BY Preta Peace Namasaba October 21, 2023 10:19 PM EDT
Arion Long. Photo credit: Arion Long

Femly, a Black female-led organic period care brand has won the 5th annual HI-HERImpact Pitch Competition. Organised by 1863 Ventures and Ford Motor Company Fund, the competition enables women social entrepreneurs to boost their enterprises for long-term impact and sustainability. The company was founded in 2016 by Arion Long who doubles as its CEO.

Winning top prize in Hi-HerImpact is transformative for Femly. I was overjoyed to receive inbound customer interest for our period care dispensers during our pitch. The financial award, introductions, and support from this competition directly support our growth, job creation, and ability to scale.

Arion Long

Recognised for its organic cotton period products, Femly presented an impressive pitch to win the grand prize of $50,000. With a vision to bring about period equity, the company makes safe feminine hygiene products more accessible. Femly has shipped more than 325,000 period care products in the past year, transforming over 50,000 lives in the process. It recently finalised a deal with a Georgia school district to provide hygienic products to 93,000 students.

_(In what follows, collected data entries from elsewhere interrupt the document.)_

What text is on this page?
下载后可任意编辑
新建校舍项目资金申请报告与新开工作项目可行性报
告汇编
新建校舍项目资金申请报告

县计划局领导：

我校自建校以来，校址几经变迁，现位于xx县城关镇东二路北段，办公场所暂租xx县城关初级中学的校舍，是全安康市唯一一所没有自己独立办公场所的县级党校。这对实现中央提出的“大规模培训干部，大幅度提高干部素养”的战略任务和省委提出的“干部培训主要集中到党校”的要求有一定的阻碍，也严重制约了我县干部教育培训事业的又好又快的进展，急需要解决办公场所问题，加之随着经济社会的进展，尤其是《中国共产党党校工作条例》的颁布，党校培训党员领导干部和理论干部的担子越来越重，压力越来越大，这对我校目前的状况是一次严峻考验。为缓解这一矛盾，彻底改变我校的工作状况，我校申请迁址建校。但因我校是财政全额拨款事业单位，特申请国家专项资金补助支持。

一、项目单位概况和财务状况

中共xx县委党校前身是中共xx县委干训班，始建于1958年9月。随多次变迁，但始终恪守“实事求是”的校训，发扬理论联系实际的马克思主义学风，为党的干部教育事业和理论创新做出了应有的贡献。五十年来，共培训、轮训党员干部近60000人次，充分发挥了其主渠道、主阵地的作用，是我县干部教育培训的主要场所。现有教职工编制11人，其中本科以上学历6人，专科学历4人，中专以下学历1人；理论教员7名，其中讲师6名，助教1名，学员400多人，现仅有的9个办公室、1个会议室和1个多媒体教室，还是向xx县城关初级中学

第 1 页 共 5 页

Long and her team have developed a patent-pending dispenser, that enables users to access period products for free. The touchless pad and tampon vending machine are sold to schools, hospitals, and hotels globally for their restrooms. The dispenser is reforming the landscape of public restrooms and providing healthier and more sustainable period care alternatives to the masses.

Femly plans on incorporating a QR code into the dispensers so that users can donate to underserved communities. Maintaining the philanthropic spirit, the company has donated thousands of hygiene products to women in need all over the world. She recently partnered with Sagamore Pendry Baltimore Hotel to deliver 1,285 hygiene kits to Kenya. As the only minority-led organization in the B2B/enterprise space, Femly is leading the way as more countries enact period care laws.

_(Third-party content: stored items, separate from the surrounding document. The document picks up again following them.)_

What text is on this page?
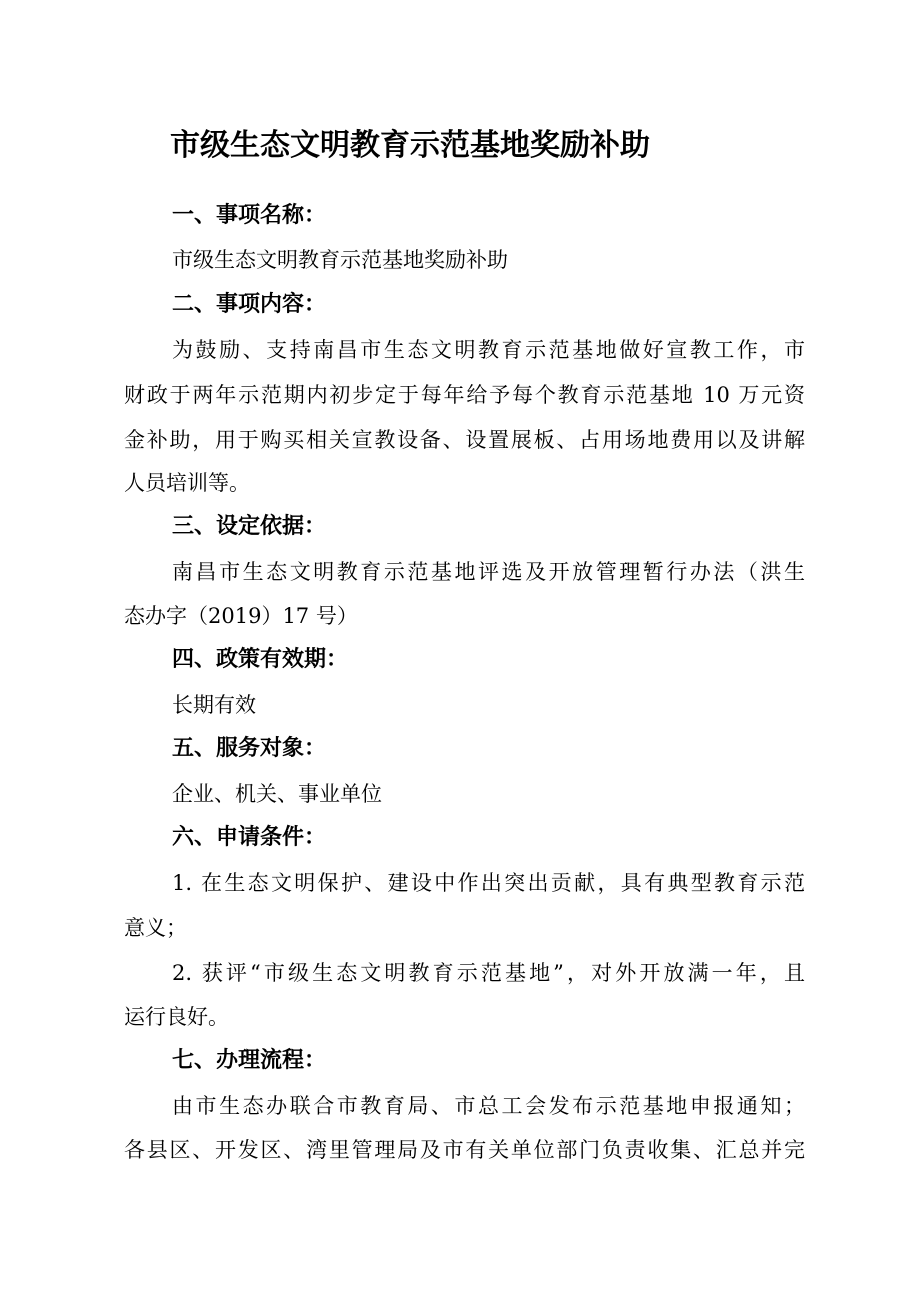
市级生态文明教育示范基地奖励补助
一、事项名称：
市级生态文明教育示范基地奖励补助
二、事项内容：
为鼓励、支持南昌市生态文明教育示范基地做好宣教工作，市
财政于两年示范期内初步定于每年给予每个教育示范基地 10 万元资
金补助，用于购买相关宣教设备、设置展板、占用场地费用以及讲解
人员培训等。
三、设定依据：
南昌市生态文明教育示范基地评选及开放管理暂行办法（洪生
态办字（2019）17 号）
四、政策有效期：
长期有效
五、服务对象：
企业、机关、事业单位
六、申请条件：
1. 在生态文明保护、建设中作出突出贡献，具有典型教育示范
意义；
2. 获评“市级生态文明教育示范基地”，对外开放满一年，且
运行良好。
七、办理流程：
由市生态办联合市教育局、市总工会发布示范基地申报通知；
各县区、开发区、湾里管理局及市有关单位部门负责收集、汇总并完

Long has raised more than $1.2 million in venture capital for Femly. With capital acquisition being a major barrier for Black female founders, she has overcome this particular hurdle by raising funds from pitch competitions and grants. Last month, Maryland’s economic engine for technology companies invested $250,000 in Femly. The company is also backed by popular public figures and entities such as Pharrell Williams, Beyoncé, and Google.

Long is a Morgan State University graduate with a bachelor’s degree in business family and consumer sciences. She conceived the idea to start Femly in 2013 following a cervical tumor diagnosis. With there being a direct link between her cancer and the chemicals in the feminine hygiene products she was using, she set out to develop organic cotton period products. In 2018, she lost her daughter in a stillbirth delivery and was diagnosed with e.coli septicemia, organ failure, and disseminated intravascular coagulation. Long was only two weeks off life support when she won $10,000 at Hera Fast Pitch DC.

We assume because some of these pads are white, that they’re clean. That is so far from the truth. Historically, many of the popular pad brands were made with synthetic materials like nylon, which is known for harboring heat and bacteria. The other side of that is many of these pads included ingredients like Bisphenol A bleach dioxins, which are linked to reproductive illnesses and cancer.